Efficient Video to Audio Mapper with Visual Scene Detection
Mingjing Yi, Ming Li
TL;DR
This work tackles video-to-audio (V2A) generation in the presence of multiple scenes by introducing scene-aware mechanisms. It first reimplements a state-of-the-art V2A baseline with a lightweight MLP mapper and then adds a scene detector to segment videos into single-scene units, training per-scene mappings to improve fidelity and semantic relevance. On the VGGSound dataset, the proposed V2A-MLP and V2A-SceneDetector variants achieve competitive fidelity metrics and substantially higher CLIP-based relevance when scene segmentation is employed, demonstrating improved handling of multi-scene videos. The study highlights the value of scene-aware processing for cross-modal generation, while noting limitations in temporal synchronization, segment duration variability, and transition smoothness, with future work aimed at addressing these issues and broader comparisons.
Abstract
Video-to-audio (V2A) generation aims to produce corresponding audio given silent video inputs.
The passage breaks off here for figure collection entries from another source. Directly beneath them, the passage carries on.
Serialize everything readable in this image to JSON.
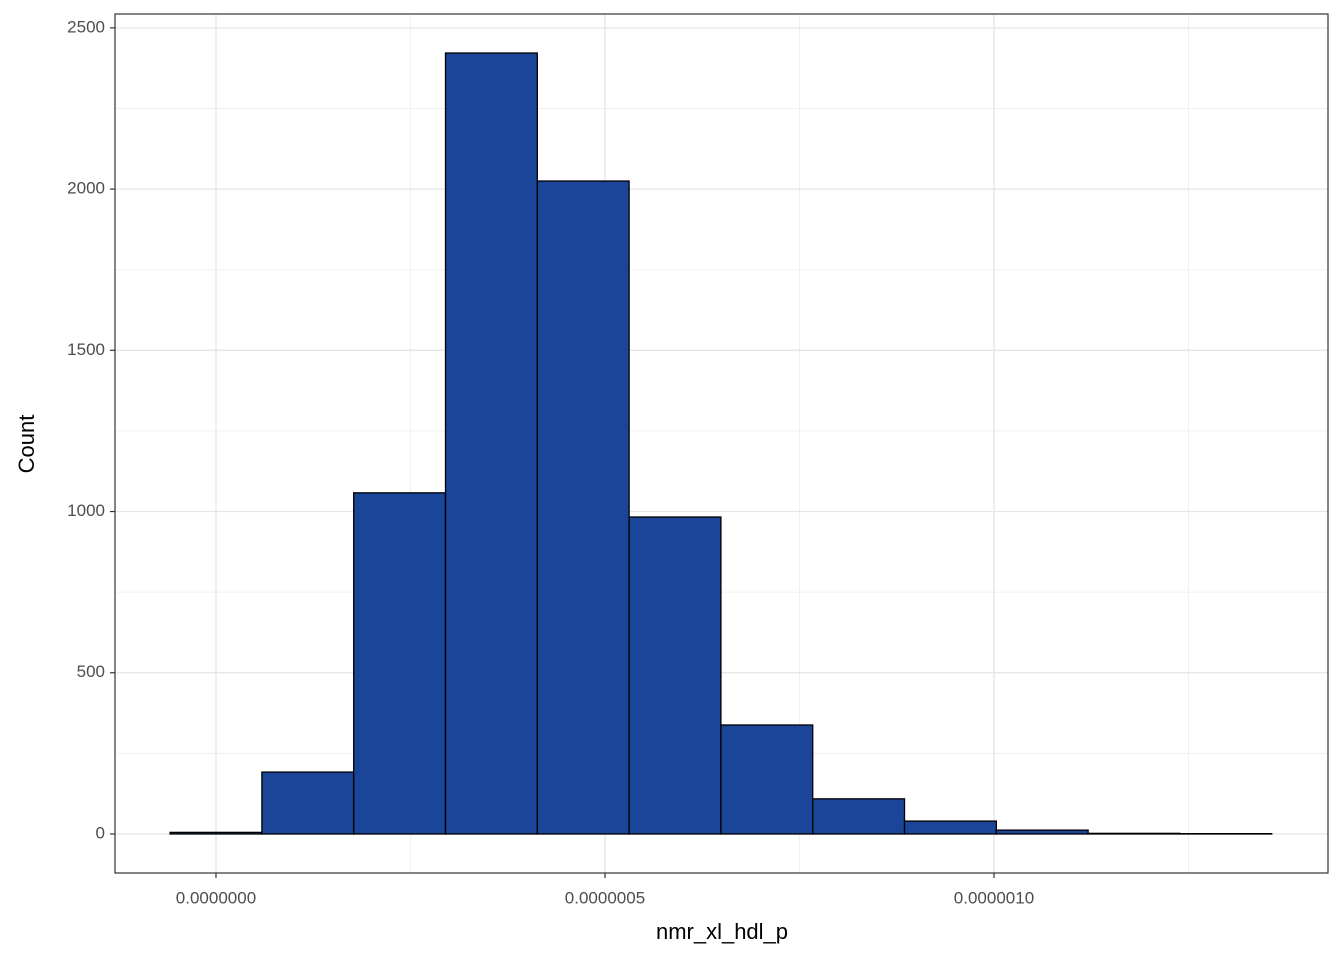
{
  "chart_data": {
    "type": "histogram",
    "x_label": "nmr_xl_hdl_p",
    "y_label": "Count",
    "bins": [
      -5.9e-08,
      5.9e-08,
      1.77e-07,
      2.95e-07,
      4.13e-07,
      5.31e-07,
      6.49e-07,
      7.67e-07,
      8.85e-07,
      1.003e-06,
      1.121e-06,
      1.239e-06,
      1.357e-06
    ],
    "values": [
      5,
      192,
      1058,
      2422,
      2025,
      983,
      338,
      109,
      40,
      12,
      2,
      1
    ],
    "color": "#1a4599",
    "edge_color": "#000000",
    "xlim": [
      -1.298e-07,
      1.4293e-06
    ],
    "ylim": [
      -121,
      2543
    ],
    "xticks": [
      {
        "value": 0,
        "label": "0.0000000"
      },
      {
        "value": 5e-07,
        "label": "0.0000005"
      },
      {
        "value": 1e-06,
        "label": "0.0000010"
      }
    ],
    "yticks": [
      0,
      500,
      1000,
      1500,
      2000,
      2500
    ],
    "x_minor_grid": [
      2.5e-07,
      7.5e-07,
      1.25e-06
    ],
    "y_minor_grid": [
      250,
      750,
      1250,
      1750,
      2250
    ],
    "grid": true
  }
}
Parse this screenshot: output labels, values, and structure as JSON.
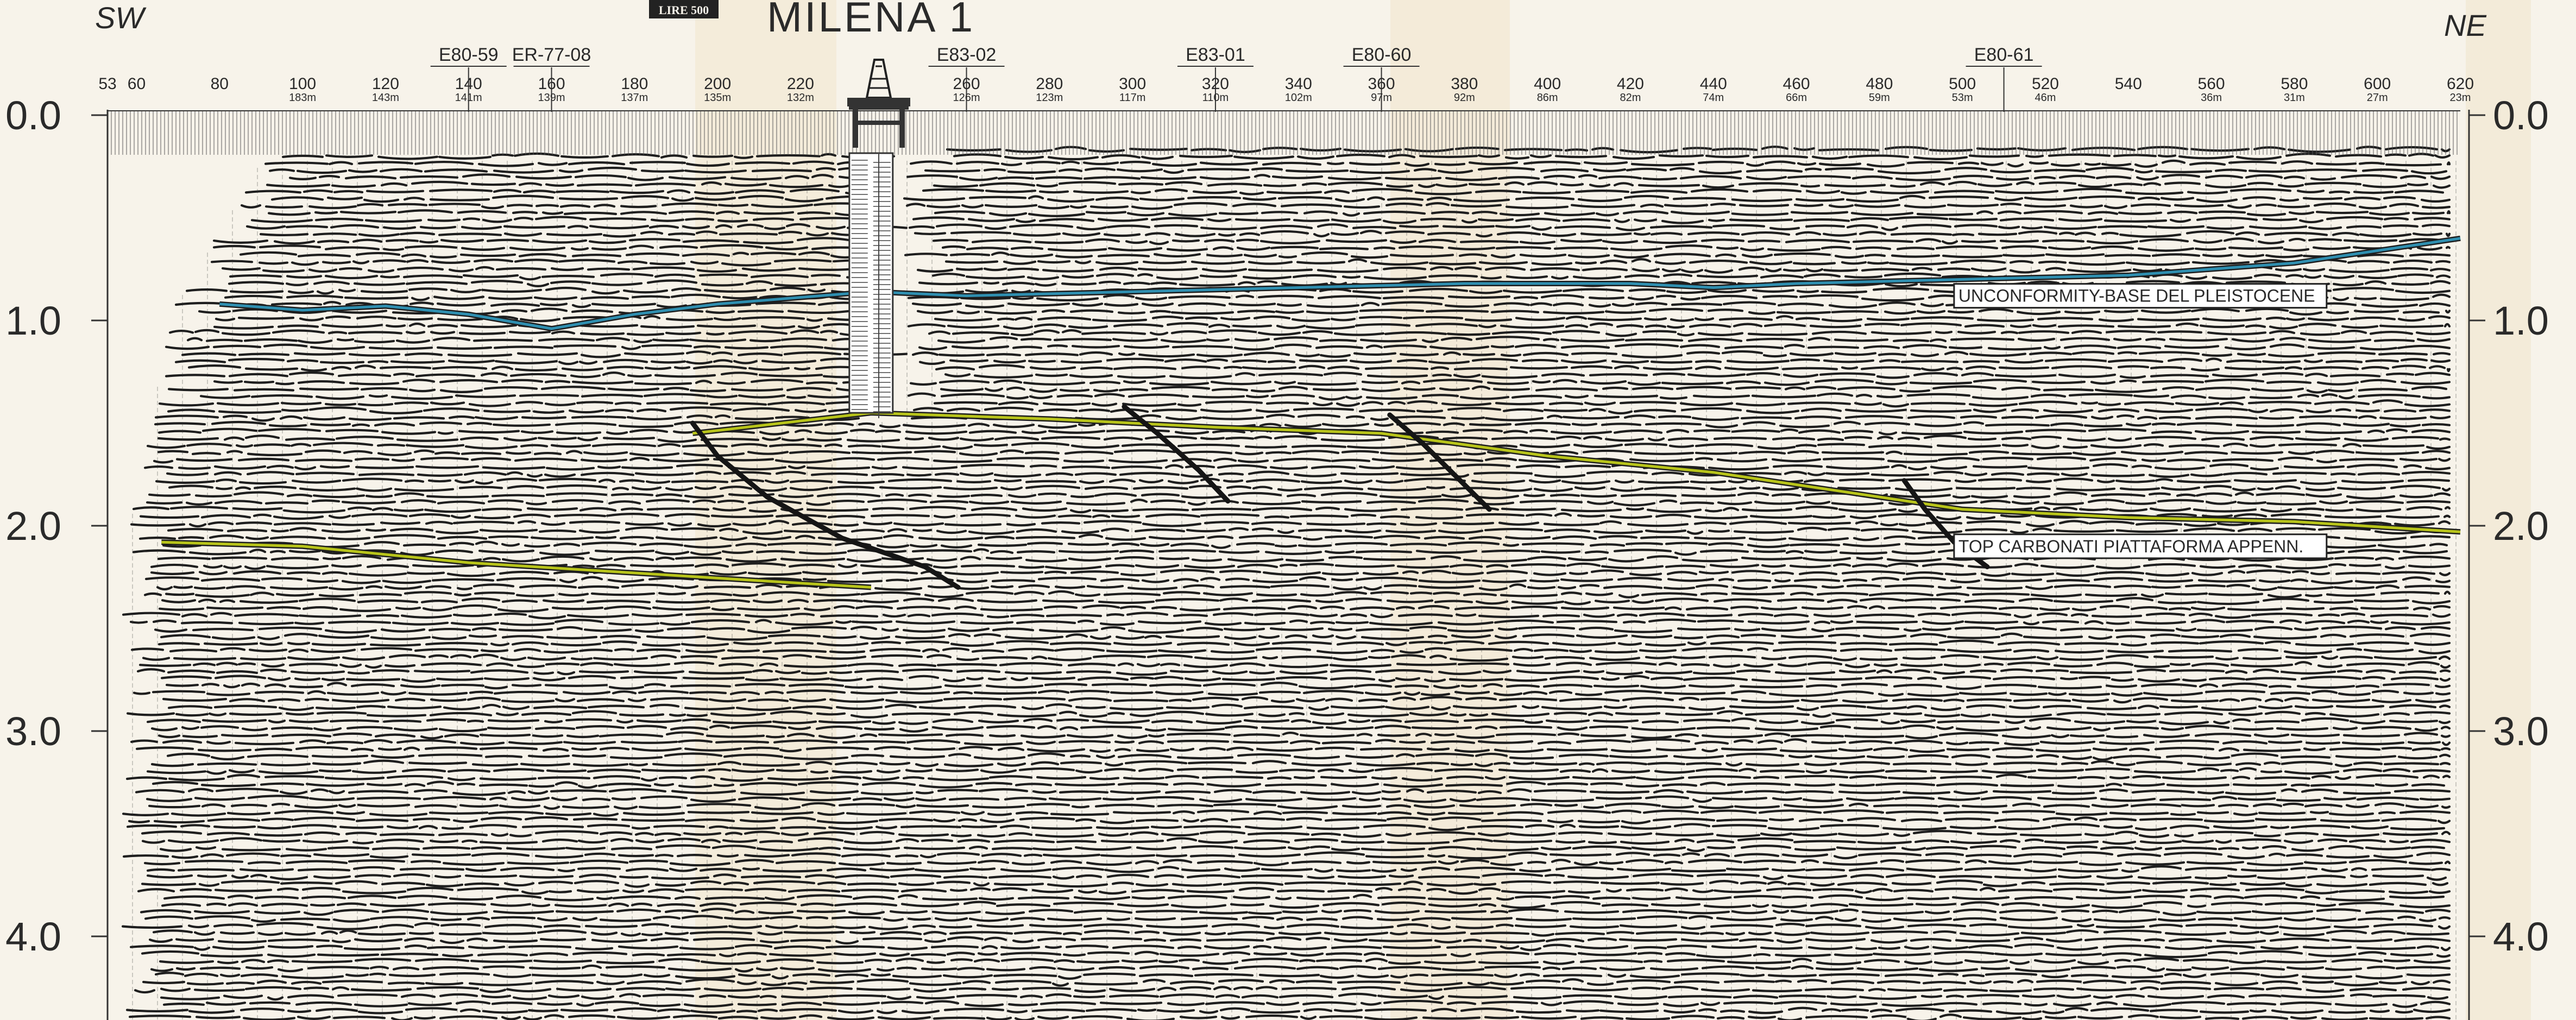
{
  "header": {
    "line_name": "MILENA 1",
    "stamp": "LIRE 500",
    "left_direction": "SW",
    "right_direction": "NE"
  },
  "crossing_lines": [
    {
      "name": "E80-59",
      "sp": 140
    },
    {
      "name": "ER-77-08",
      "sp": 160
    },
    {
      "name": "E83-02",
      "sp": 260
    },
    {
      "name": "E83-01",
      "sp": 320
    },
    {
      "name": "E80-60",
      "sp": 360
    },
    {
      "name": "E80-61",
      "sp": 510
    }
  ],
  "shotpoints": [
    {
      "sp": 53,
      "label": "53",
      "depth": ""
    },
    {
      "sp": 60,
      "label": "60",
      "depth": ""
    },
    {
      "sp": 80,
      "label": "80",
      "depth": ""
    },
    {
      "sp": 100,
      "label": "100",
      "depth": "183m"
    },
    {
      "sp": 120,
      "label": "120",
      "depth": "143m"
    },
    {
      "sp": 140,
      "label": "140",
      "depth": "141m"
    },
    {
      "sp": 160,
      "label": "160",
      "depth": "139m"
    },
    {
      "sp": 180,
      "label": "180",
      "depth": "137m"
    },
    {
      "sp": 200,
      "label": "200",
      "depth": "135m"
    },
    {
      "sp": 220,
      "label": "220",
      "depth": "132m"
    },
    {
      "sp": 260,
      "label": "260",
      "depth": "126m"
    },
    {
      "sp": 280,
      "label": "280",
      "depth": "123m"
    },
    {
      "sp": 300,
      "label": "300",
      "depth": "117m"
    },
    {
      "sp": 320,
      "label": "320",
      "depth": "110m"
    },
    {
      "sp": 340,
      "label": "340",
      "depth": "102m"
    },
    {
      "sp": 360,
      "label": "360",
      "depth": "97m"
    },
    {
      "sp": 380,
      "label": "380",
      "depth": "92m"
    },
    {
      "sp": 400,
      "label": "400",
      "depth": "86m"
    },
    {
      "sp": 420,
      "label": "420",
      "depth": "82m"
    },
    {
      "sp": 440,
      "label": "440",
      "depth": "74m"
    },
    {
      "sp": 460,
      "label": "460",
      "depth": "66m"
    },
    {
      "sp": 480,
      "label": "480",
      "depth": "59m"
    },
    {
      "sp": 500,
      "label": "500",
      "depth": "53m"
    },
    {
      "sp": 520,
      "label": "520",
      "depth": "46m"
    },
    {
      "sp": 540,
      "label": "540",
      "depth": ""
    },
    {
      "sp": 560,
      "label": "560",
      "depth": "36m"
    },
    {
      "sp": 580,
      "label": "580",
      "depth": "31m"
    },
    {
      "sp": 600,
      "label": "600",
      "depth": "27m"
    },
    {
      "sp": 620,
      "label": "620",
      "depth": "23m"
    }
  ],
  "time_axis": {
    "ticks": [
      {
        "value": 0,
        "label": "0.0"
      },
      {
        "value": 1,
        "label": "1.0"
      },
      {
        "value": 2,
        "label": "2.0"
      },
      {
        "value": 3,
        "label": "3.0"
      },
      {
        "value": 4,
        "label": "4.0"
      }
    ]
  },
  "well": {
    "name": "MILENA 1",
    "sp": 237,
    "td_time": 1.45
  },
  "horizons": [
    {
      "name": "UNCONFORMITY-BASE DEL PLEISTOCENE",
      "color": "#2f8fb0",
      "points": [
        [
          80,
          0.92
        ],
        [
          100,
          0.95
        ],
        [
          120,
          0.93
        ],
        [
          140,
          0.97
        ],
        [
          160,
          1.04
        ],
        [
          180,
          0.97
        ],
        [
          200,
          0.92
        ],
        [
          237,
          0.86
        ],
        [
          260,
          0.88
        ],
        [
          300,
          0.86
        ],
        [
          340,
          0.84
        ],
        [
          380,
          0.82
        ],
        [
          420,
          0.82
        ],
        [
          440,
          0.84
        ],
        [
          460,
          0.82
        ],
        [
          500,
          0.8
        ],
        [
          540,
          0.78
        ],
        [
          580,
          0.72
        ],
        [
          620,
          0.6
        ]
      ]
    },
    {
      "name": "TOP CARBONATI PIATTAFORMA APPENN.",
      "color": "#b8c41a",
      "points": [
        [
          66,
          2.08
        ],
        [
          100,
          2.1
        ],
        [
          140,
          2.18
        ],
        [
          180,
          2.23
        ],
        [
          220,
          2.28
        ],
        [
          237,
          2.3
        ]
      ]
    },
    {
      "name": "",
      "color": "#b8c41a",
      "points": [
        [
          194,
          1.55
        ],
        [
          237,
          1.45
        ],
        [
          280,
          1.48
        ],
        [
          320,
          1.52
        ],
        [
          360,
          1.55
        ],
        [
          400,
          1.66
        ],
        [
          440,
          1.74
        ],
        [
          470,
          1.83
        ],
        [
          500,
          1.92
        ],
        [
          540,
          1.96
        ],
        [
          580,
          1.98
        ],
        [
          620,
          2.03
        ]
      ]
    }
  ],
  "faults": [
    {
      "points": [
        [
          194,
          1.5
        ],
        [
          200,
          1.66
        ],
        [
          212,
          1.86
        ],
        [
          230,
          2.06
        ],
        [
          250,
          2.2
        ],
        [
          258,
          2.3
        ]
      ]
    },
    {
      "points": [
        [
          298,
          1.42
        ],
        [
          306,
          1.55
        ],
        [
          316,
          1.73
        ],
        [
          323,
          1.88
        ]
      ]
    },
    {
      "points": [
        [
          362,
          1.46
        ],
        [
          370,
          1.6
        ],
        [
          378,
          1.76
        ],
        [
          386,
          1.92
        ]
      ]
    },
    {
      "points": [
        [
          486,
          1.78
        ],
        [
          491,
          1.92
        ],
        [
          498,
          2.08
        ],
        [
          506,
          2.2
        ]
      ]
    }
  ],
  "horizon_labels": [
    {
      "text": "UNCONFORMITY-BASE DEL PLEISTOCENE",
      "sp": 498,
      "time": 0.88
    },
    {
      "text": "TOP CARBONATI PIATTAFORMA APPENN.",
      "sp": 498,
      "time": 2.1
    }
  ],
  "colors": {
    "paper": "#f7f3ea",
    "ink": "#1e1e1e"
  }
}
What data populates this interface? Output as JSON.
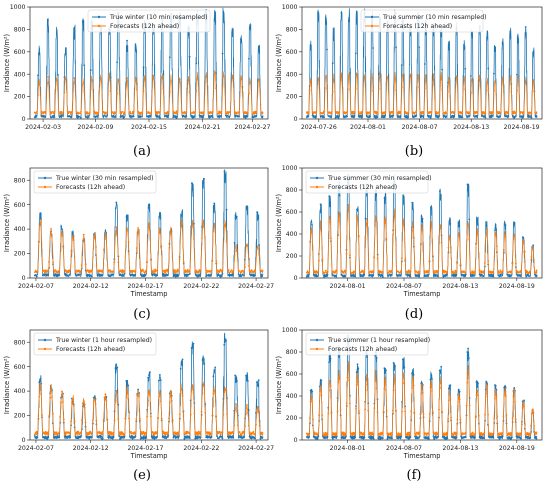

This task is particularly challenging due to the cross-modality and sequential nature of the audio-visual features involved. Recent works have made significant progress in bridging the domain gap between video and audio, generating audio that is semantically aligned with the video content. However, a critical limitation of these approaches is their inability to effectively recognize and handle multiple scenes within a video, often leading to suboptimal audio generation in such cases. In this paper, we first reimplement a state-of-the-art V2A model with a slightly modified light-weight architecture, achieving results that outperform the baseline. We then propose an improved V2A model that incorporates a scene detector to address the challenge of switching between multiple visual scenes. Results on VGGSound show that our model can recognize and handle multiple scenes within a video and achieve superior performance against the baseline for both fidelity and relevance.